14Os5/00•OGH 14Os5/00
Der Oberste Gerichtshof hat am 1. Feber 2000 durch den Senatspräsidenten des Obersten Gerichtshofes Dr. Massauer als Vorsitzenden und durch die Hofräte des Obersten Gerichtshofes Dr. Mayrhofer, Dr. Holzweber, Dr. Ratz und Dr. Philipp als weitere Richter, in Gegenwart der Richteramtsanwärterin Mag.

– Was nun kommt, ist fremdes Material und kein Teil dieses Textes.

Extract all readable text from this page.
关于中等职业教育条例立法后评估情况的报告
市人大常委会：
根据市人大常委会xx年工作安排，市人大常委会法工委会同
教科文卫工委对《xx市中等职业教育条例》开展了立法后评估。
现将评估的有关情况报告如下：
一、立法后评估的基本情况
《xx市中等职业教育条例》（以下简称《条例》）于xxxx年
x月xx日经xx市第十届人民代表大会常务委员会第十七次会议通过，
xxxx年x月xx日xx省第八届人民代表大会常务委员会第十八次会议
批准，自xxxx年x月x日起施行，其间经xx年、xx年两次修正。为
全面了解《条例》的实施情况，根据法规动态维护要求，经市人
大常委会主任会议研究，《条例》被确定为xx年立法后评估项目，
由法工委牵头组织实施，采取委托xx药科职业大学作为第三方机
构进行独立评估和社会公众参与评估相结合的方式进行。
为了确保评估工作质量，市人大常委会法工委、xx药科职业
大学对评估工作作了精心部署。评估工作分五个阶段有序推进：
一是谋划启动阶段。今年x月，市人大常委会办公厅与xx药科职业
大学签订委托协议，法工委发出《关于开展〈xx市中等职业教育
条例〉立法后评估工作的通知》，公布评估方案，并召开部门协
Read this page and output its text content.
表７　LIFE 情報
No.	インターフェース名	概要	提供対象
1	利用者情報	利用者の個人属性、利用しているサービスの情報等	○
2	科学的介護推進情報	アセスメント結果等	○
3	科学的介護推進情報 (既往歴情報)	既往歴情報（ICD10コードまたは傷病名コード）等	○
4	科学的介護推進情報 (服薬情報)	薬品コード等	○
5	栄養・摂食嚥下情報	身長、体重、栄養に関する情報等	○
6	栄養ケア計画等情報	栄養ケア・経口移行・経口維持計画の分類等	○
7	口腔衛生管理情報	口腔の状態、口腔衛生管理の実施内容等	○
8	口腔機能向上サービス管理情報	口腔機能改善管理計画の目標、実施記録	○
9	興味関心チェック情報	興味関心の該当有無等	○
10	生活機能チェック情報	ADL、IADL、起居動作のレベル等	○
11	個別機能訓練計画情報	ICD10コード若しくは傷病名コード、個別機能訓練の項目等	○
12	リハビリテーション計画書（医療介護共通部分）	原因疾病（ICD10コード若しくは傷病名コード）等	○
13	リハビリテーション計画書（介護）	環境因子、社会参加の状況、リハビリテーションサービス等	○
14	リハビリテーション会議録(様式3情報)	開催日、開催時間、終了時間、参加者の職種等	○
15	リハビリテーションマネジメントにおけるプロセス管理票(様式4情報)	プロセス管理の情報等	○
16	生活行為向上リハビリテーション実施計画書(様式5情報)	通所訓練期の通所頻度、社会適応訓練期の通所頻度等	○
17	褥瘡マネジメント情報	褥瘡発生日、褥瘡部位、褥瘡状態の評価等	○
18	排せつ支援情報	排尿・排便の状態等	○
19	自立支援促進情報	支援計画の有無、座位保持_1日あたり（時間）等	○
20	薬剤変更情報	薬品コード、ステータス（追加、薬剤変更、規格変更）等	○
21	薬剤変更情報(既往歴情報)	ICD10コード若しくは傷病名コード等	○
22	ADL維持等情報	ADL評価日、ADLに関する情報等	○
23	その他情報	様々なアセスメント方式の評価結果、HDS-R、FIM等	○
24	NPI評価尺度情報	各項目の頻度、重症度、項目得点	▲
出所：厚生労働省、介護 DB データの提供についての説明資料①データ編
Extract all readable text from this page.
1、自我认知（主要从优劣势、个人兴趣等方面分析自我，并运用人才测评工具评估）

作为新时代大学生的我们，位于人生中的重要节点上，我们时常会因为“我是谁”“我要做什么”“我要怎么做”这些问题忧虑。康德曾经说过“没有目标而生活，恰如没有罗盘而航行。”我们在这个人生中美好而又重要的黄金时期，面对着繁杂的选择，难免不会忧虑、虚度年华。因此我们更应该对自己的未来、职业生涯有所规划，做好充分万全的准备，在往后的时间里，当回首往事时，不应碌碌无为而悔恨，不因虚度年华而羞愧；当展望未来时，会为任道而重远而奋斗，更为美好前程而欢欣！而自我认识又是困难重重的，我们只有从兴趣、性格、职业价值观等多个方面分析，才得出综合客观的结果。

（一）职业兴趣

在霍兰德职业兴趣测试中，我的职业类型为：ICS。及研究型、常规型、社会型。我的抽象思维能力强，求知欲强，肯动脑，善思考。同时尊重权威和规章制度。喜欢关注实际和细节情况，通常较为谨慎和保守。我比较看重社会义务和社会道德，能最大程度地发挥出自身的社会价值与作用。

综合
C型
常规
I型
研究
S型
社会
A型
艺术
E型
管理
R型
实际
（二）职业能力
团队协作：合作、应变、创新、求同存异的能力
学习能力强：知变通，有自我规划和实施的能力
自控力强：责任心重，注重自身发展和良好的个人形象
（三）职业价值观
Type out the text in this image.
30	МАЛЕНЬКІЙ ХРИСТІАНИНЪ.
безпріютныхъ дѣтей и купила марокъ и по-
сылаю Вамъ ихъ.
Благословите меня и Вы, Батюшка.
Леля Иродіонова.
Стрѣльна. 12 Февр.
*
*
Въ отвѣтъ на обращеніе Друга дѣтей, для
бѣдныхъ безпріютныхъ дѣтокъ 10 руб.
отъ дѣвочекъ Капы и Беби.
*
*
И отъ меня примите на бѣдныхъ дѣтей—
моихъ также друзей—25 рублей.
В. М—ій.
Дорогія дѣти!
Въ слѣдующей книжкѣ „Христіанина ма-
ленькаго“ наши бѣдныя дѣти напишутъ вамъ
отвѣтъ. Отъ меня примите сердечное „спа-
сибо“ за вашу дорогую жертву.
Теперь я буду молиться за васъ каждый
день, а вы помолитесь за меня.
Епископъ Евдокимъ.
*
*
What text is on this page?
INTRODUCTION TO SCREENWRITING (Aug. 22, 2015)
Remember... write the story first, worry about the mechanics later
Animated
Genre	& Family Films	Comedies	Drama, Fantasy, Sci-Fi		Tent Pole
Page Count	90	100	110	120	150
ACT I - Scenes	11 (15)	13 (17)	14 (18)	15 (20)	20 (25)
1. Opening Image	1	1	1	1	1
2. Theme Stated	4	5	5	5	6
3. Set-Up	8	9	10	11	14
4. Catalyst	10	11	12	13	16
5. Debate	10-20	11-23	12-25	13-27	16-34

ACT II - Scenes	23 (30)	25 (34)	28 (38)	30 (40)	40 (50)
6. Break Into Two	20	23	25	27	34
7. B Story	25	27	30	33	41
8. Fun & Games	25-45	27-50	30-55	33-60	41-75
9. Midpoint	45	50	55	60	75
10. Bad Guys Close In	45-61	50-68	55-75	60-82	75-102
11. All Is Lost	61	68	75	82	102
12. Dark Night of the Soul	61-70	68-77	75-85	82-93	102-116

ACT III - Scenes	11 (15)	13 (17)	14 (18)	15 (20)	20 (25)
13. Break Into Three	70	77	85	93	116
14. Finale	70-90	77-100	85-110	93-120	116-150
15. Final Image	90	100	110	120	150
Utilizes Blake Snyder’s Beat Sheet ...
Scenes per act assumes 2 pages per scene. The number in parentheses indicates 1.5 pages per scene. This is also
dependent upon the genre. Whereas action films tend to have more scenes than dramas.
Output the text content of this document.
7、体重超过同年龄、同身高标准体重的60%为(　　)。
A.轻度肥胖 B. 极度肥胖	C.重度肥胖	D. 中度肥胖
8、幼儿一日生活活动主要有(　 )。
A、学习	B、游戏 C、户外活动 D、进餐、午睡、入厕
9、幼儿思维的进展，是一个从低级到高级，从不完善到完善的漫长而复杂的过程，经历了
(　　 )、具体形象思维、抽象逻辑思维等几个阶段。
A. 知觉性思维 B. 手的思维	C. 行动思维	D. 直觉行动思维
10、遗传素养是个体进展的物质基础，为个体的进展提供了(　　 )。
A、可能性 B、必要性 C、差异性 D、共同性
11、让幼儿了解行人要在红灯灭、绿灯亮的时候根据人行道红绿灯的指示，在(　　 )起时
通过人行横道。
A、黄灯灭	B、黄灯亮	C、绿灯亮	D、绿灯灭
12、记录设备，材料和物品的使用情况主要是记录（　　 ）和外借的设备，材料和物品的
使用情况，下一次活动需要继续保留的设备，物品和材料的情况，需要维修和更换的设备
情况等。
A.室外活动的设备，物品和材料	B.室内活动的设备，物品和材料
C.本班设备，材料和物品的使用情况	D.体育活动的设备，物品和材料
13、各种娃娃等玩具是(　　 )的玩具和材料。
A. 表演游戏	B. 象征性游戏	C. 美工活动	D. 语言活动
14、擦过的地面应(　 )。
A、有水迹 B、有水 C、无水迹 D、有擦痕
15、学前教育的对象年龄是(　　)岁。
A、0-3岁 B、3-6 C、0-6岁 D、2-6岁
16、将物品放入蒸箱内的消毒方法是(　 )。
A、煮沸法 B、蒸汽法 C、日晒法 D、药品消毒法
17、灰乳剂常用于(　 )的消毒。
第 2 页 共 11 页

Mezera als Schriftführerin, in der Strafsache gegen Halit G***** wegen des Verbrechens der versuchten Bestimmung zum Missbrauch der Amtsgewalt nach §§ 15, 12 zweiter Fall, 14 Abs 1 zweiter Satz, 302 Abs 1 StGB über die Nichtigkeitsbeschwerde und die Berufung des Angeklagten gegen das Urteil des Landesgerichtes Innsbruck als Schöffengericht vom 22. November 1999, GZ 36 Vr 1.929/99-15, nach Anhörung der Generalprokuratur in nichtöffentlicher Sitzung den
Beschluss
gefasst:
Die Nichtigkeitsbeschwerde wird zurückgewiesen.
Zur Entscheidung über die Berufung werden die Akten dem Oberlandesgericht Innsbruck zugeleitet.
Dem Angeklagten fallen auch die Kosten des Rechtsmittelverfahrens zur Last.
Gründe:
Halit G***** wurde des Verbrechens der versuchten Bestimmung zum Missbrauch der Amtsgewalt nach §§ 15, 12 zweiter Fall, 14 Abs 1 zweiter Satz, 302 Abs 1 StGB schuldig erkannt.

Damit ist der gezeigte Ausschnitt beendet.